MUMBAI, India, Jan. 2 -- Intellectual Property India has published a patent application (202541122319 A) filed by Dr. N. G. P. Arts And Science College, Coimbatore, Tamil Nadu, on Dec. 5, 2025, for 'development of an optimal drying method for red amaranth leaves tea powder: a comparative study on antioxidant retention and phytochemical composition.'
Inventor(s) include Dr. Priya A; Ms. Kavisree; Dr. D. Sridevi; and Dr. Jancy Rani D.
The application for the patent was published on Jan. 2, under issue no. 01/2026.
According to the abstract released by the Intellectual Property India: "Red amaranth (Amaranthus cruentus) is a nutrient-dense leafy vegetable rich in flavonoids, phenolics, betalains, and antioxidants.
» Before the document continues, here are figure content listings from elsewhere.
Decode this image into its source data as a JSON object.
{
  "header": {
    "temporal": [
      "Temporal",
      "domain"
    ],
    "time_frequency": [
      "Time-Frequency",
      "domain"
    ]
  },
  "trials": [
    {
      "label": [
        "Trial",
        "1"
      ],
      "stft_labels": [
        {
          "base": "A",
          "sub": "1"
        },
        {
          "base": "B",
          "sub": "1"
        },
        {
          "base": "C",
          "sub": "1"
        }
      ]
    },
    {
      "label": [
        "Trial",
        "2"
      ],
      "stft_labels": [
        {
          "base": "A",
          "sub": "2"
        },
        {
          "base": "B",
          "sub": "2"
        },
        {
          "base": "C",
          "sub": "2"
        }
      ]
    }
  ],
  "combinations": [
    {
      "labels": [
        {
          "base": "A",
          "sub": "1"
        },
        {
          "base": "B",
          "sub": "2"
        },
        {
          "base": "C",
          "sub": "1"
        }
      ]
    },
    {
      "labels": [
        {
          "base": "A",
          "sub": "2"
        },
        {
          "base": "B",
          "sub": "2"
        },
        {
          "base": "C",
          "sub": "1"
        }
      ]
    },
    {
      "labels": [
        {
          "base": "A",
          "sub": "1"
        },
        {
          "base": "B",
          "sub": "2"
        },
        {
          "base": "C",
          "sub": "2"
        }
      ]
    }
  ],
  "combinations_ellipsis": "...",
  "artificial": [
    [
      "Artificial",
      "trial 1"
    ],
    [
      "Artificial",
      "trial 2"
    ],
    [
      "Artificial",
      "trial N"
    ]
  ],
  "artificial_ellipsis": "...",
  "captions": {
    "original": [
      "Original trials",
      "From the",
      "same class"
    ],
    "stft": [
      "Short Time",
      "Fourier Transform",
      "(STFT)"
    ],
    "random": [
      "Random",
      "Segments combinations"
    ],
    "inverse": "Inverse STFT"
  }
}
However, its high moisture content reduces shelf life, necessitating effective drying methods. This study aimed to develop a stable, antioxidant-rich herbal tea powder by comparing sun, oven, and cabinet drying methods. The dried leaves were powdered and analyzed for antioxidant activity, nutritional composition, and sensory qualities using a 9-point hedonic scale. Tea was prepared from both fresh and dried extracts with jaggery. Among the methods, cabinet drying at 60 C for 7 hours retained the highest levels of antioxidants and received the best sensory ratings. Six formulations were developed, and ACFG1 (1 g extract: 100 ml water: 2.5 g jaggery) achieved the highest acceptability. The findings suggest that cabinet drying is an efficient method for preserving red amaranth's bioactive properties, promoting its use in functional foods and shelf-stable, health- enhancing herbal beverages."